H is for Hawk: The Hawk Conservancy Trust and COVID-19
Adam Johnson (Geography, 1978)
Near Andover in Hampshire there is a place of peace, rural beauty and dedicated wildlife conservation. Here the Hawk Conservancy Trust (the Trust) has been protecting and helping birds of prey for over 50 years, not just locally but across southern England and internationally.
We are a registered charity generating income from membership, events, admissions to the park, sales of merchandise and food, and donations. Virtually all of our discretionary expenditure is on Conservation, Education, Research and Rehabilitation of raptors, including operation of the National Bird of Prey Hospital™.
In common with most organisations that rely on the public for their income, Covid-19 has had a massive impact on operations and funding. There are no visitors, and whilst the park is shut to the public the birds remain, and need feeding, therapy, training and exercise.

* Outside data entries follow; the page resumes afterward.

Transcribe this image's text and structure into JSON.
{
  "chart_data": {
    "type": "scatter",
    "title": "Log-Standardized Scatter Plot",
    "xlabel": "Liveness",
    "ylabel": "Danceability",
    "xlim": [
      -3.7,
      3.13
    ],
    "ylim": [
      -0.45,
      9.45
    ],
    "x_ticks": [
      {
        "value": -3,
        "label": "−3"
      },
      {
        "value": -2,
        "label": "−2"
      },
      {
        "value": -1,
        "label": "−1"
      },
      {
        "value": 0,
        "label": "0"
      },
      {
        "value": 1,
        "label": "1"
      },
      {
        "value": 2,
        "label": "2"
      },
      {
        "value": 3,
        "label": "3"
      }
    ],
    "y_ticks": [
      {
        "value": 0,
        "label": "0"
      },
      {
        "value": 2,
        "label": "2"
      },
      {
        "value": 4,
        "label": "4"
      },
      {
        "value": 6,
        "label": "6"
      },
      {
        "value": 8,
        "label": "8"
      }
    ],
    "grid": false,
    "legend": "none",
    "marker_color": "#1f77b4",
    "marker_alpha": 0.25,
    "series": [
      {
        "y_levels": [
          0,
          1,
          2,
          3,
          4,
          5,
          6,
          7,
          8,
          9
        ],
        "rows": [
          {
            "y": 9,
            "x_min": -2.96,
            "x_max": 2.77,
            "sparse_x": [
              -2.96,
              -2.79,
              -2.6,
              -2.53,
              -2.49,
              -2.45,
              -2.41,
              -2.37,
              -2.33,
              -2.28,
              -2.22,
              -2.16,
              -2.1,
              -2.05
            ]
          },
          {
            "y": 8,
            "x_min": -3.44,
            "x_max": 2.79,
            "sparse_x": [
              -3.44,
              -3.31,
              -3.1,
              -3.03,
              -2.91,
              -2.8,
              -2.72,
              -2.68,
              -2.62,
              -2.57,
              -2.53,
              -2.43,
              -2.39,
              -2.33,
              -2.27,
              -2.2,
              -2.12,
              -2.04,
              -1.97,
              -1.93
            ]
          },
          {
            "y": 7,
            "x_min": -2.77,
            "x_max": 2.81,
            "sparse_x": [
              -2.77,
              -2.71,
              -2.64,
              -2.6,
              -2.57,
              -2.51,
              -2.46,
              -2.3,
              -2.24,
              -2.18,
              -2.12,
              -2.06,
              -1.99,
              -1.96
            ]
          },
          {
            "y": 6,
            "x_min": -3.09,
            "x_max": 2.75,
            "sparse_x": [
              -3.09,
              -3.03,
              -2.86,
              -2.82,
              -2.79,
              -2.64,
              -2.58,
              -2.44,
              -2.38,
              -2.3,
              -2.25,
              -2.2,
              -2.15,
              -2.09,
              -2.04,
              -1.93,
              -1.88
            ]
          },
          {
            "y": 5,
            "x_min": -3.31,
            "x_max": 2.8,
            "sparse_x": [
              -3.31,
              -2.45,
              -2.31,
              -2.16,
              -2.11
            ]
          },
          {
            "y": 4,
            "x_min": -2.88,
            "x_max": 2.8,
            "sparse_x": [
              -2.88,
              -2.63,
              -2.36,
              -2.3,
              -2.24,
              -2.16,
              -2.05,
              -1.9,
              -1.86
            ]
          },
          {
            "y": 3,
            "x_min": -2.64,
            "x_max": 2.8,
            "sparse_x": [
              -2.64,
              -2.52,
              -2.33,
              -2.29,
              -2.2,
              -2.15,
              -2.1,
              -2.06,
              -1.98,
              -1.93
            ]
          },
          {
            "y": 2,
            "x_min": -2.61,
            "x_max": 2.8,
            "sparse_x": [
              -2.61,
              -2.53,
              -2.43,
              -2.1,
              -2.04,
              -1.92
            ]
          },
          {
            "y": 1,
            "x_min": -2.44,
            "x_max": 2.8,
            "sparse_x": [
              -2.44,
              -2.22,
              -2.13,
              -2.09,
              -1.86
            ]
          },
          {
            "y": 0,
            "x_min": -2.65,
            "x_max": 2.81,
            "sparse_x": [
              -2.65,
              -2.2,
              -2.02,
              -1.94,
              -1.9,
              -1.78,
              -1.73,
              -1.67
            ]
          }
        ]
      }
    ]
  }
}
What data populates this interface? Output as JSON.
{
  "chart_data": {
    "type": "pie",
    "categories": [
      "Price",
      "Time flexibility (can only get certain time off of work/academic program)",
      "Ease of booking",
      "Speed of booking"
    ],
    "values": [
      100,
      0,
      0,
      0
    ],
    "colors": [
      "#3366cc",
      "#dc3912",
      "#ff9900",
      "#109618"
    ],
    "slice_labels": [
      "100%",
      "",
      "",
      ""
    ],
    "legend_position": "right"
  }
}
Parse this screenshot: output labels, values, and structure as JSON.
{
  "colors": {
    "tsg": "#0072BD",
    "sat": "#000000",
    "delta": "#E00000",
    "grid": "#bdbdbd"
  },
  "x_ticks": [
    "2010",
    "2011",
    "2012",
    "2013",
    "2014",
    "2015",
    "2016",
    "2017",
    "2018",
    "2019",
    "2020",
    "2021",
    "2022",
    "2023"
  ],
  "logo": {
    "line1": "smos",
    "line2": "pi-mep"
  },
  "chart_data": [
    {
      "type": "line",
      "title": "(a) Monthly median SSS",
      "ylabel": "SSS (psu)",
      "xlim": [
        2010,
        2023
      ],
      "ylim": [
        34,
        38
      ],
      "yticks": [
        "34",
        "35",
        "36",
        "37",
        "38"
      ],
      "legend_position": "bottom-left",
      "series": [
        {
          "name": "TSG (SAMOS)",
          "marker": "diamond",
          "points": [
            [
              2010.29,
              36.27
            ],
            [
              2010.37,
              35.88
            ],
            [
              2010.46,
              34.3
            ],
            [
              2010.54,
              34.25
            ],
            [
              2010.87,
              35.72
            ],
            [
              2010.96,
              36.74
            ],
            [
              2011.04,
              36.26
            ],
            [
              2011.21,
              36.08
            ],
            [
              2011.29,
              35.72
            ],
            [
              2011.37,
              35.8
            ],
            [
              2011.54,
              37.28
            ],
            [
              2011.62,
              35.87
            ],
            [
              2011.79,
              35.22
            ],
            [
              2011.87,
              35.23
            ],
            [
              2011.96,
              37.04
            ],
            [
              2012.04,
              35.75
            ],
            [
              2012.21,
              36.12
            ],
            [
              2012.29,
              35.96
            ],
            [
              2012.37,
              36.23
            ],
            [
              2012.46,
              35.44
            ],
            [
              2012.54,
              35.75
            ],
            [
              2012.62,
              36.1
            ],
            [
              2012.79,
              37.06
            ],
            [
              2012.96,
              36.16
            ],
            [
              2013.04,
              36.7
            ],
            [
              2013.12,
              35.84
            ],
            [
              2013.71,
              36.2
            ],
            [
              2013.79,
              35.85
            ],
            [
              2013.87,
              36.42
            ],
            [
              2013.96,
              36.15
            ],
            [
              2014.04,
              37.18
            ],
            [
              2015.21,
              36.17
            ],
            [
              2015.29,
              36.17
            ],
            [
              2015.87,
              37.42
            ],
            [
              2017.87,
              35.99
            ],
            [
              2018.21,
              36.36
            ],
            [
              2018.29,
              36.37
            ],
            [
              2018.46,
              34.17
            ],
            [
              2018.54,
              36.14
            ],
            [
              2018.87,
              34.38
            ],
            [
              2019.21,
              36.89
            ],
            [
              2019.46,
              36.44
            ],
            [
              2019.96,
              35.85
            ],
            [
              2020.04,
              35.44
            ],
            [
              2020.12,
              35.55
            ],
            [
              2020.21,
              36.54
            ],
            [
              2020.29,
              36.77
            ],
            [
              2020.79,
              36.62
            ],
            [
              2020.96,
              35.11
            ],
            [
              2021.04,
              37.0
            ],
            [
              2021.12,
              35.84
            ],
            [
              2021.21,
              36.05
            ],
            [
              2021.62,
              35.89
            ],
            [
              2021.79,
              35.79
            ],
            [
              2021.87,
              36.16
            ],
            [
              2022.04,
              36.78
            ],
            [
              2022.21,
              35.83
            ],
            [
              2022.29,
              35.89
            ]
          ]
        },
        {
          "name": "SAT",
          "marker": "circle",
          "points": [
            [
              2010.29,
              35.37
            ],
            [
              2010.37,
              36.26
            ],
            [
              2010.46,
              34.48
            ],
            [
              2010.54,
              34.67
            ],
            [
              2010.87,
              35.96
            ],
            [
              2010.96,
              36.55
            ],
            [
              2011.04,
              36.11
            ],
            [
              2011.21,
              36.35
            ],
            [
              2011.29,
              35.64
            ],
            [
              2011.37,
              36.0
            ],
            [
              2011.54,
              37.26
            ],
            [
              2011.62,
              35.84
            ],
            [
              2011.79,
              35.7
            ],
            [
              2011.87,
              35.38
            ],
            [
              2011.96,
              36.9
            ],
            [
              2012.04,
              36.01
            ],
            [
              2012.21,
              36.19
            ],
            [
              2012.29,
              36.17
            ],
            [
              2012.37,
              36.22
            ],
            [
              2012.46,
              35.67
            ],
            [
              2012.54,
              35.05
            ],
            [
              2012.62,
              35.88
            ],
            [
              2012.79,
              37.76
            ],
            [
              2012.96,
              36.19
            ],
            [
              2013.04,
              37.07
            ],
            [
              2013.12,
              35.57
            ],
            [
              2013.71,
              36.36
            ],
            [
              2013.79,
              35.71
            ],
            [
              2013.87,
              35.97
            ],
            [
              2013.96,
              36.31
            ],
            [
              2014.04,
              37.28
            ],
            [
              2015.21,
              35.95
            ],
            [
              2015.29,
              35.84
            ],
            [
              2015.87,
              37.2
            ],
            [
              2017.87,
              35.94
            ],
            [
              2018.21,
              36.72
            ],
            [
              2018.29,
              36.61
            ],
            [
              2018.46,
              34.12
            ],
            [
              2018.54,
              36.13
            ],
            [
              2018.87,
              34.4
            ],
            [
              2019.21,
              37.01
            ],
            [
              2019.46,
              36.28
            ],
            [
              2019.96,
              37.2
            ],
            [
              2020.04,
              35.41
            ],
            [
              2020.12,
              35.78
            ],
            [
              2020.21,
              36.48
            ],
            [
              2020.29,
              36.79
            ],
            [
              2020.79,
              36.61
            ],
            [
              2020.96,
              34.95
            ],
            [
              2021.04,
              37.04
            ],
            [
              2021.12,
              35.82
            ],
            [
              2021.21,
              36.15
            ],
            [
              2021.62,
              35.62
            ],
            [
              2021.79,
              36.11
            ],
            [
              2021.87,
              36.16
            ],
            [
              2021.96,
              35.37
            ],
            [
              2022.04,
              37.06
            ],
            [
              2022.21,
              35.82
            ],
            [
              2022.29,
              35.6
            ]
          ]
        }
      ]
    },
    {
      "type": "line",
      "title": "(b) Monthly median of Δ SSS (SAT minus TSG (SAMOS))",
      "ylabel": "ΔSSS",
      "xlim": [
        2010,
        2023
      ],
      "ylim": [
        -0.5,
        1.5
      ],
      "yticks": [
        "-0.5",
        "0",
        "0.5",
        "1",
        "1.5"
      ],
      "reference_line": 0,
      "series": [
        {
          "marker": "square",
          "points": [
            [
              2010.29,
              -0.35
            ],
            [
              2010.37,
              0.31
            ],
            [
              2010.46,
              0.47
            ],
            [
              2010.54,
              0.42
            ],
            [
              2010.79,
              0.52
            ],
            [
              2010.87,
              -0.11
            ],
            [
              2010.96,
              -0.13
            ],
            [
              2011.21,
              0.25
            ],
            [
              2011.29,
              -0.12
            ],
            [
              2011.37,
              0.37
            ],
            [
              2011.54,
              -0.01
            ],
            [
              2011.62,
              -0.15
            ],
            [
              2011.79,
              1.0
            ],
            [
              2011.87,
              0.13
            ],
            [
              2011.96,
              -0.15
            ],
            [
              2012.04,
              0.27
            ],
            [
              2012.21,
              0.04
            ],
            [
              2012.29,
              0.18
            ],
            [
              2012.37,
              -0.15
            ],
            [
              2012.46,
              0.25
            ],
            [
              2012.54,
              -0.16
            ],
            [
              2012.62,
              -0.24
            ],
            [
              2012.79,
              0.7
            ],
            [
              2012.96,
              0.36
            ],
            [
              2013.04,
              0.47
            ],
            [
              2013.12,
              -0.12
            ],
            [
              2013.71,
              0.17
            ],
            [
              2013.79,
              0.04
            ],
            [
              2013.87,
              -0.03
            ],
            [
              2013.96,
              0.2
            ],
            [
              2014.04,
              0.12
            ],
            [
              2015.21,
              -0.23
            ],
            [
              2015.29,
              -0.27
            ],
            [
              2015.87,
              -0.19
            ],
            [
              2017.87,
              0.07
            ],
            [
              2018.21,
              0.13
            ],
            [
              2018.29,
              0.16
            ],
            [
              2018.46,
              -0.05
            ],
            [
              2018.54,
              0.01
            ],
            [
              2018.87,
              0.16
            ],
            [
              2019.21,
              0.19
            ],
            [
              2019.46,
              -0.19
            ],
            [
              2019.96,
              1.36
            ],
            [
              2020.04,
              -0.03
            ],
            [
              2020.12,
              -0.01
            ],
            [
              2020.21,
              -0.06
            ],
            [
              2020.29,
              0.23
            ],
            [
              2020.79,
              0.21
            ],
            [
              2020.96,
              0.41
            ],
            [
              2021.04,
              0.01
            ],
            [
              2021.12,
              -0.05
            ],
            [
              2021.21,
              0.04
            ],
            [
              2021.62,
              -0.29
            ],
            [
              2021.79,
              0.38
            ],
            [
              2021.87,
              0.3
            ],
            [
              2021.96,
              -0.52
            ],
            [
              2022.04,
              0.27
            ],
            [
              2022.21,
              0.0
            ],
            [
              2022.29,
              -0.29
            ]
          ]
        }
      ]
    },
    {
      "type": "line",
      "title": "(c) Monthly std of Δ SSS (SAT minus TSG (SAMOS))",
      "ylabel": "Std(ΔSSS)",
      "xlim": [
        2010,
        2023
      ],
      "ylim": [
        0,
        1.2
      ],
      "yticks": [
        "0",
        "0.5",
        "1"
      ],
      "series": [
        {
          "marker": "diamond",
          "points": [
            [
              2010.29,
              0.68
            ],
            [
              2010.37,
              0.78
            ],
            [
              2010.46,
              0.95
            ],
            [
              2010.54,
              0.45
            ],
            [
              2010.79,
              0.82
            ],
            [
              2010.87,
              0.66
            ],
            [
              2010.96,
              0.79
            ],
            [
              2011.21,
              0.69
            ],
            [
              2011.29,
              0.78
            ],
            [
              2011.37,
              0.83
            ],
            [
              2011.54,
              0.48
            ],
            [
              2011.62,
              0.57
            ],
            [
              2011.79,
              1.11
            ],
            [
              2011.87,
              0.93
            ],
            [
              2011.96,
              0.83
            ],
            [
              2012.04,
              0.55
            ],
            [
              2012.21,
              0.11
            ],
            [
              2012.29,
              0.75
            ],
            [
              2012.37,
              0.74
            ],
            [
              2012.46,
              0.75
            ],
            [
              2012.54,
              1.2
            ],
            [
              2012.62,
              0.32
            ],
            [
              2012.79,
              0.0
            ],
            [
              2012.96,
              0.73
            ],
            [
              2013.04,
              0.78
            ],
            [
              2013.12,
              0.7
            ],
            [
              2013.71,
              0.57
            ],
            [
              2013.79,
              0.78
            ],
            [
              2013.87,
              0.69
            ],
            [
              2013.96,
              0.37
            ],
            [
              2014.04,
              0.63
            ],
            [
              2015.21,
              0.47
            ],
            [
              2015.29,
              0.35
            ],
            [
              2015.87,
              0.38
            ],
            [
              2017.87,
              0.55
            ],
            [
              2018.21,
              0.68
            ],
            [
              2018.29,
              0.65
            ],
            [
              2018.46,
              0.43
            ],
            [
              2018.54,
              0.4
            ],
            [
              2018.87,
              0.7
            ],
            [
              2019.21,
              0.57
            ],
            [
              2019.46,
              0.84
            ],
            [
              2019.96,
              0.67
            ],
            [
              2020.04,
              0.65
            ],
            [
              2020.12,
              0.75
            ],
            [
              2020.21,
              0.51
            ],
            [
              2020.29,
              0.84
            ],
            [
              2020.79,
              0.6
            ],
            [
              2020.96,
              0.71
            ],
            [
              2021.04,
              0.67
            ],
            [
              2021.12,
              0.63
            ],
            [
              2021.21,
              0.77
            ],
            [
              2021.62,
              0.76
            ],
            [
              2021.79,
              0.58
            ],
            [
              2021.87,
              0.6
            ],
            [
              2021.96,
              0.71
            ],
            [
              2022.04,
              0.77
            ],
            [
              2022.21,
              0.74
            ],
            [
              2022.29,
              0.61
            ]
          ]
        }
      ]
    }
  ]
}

Fieldwork is also suspended, although much of the season for monitoring populations and breeding results is not yet upon us, and there is hope that this work will be resumed in due course. Extending our work on Red Kite and Kestrel conservation and maintaining our network of approximately 1000 nest boxes for a range of species remain priorities for our UK operations.
Some of the staff are furloughed but for those that remain the workload is significant, caring for the birds, keeping the hospital open for admissions, working with partners and continuing desk-based research.
It is in the international programmes that the greatest impact of Covid-19 is likely to be felt. For many years the Trust has been a global leader in the fight to prevent vulture extinctions, of the Oriental White-Backed Vulture in south Asia, and multiple species in southern Africa.
We care passionately about this not just because of biodiversity and conservation, but also because vultures are some of nature’s cleaners, and without them the environment deteriorates, for humans and other animals.
The causes of population decline are different. Diclofenac, an anti-inflammatory used to treat cattle, has had a devastating effect in Asia, where less than 1% of vultures now remain from a population of tens of millions just a few decades ago. The Trust is a global partner in the multinational conservation effort to increase numbers and safeguard the gene pool. We are also working with other conservation partners in the region to create and maintain Vulture Safe Zones, to protect the birds from human interference.
In Africa, ivory poachers poison carcasses to prevent the authorities from being alerted to kills by flocks of vultures. Many hundreds of birds can die on a single poisoned elephant.
Here the response is to help park rangers by training them in poison response techniques and also to provide them with poison response kits. With luck, it is sometimes possible to save poisoned birds.
Covid-19 has closed most of the national parks in southern Africa, but poachers are still active, and the knock-on effect on wildlife of the shutdown could be severe, even before the impact on the tourist industry is included.
The economic complexity of our world and its interrelationships has been brought into stark relief by the global shutdown. It was relatively easy to predict the initial impacts, that some businesses and sectors would suffer significant losses, and jobs would go too. The effect on charities, and in this case conservation was not at the forefront of governments’ plans, but now we can see that the measures taken are significantly impairing the capabilities of organisations that rely on funding from the public to do their valuable work.
The Hawk Conservancy Trust will keep going and keep working on conservation, and we eagerly anticipate the relaxation of restrictions to welcome visitors back to our park.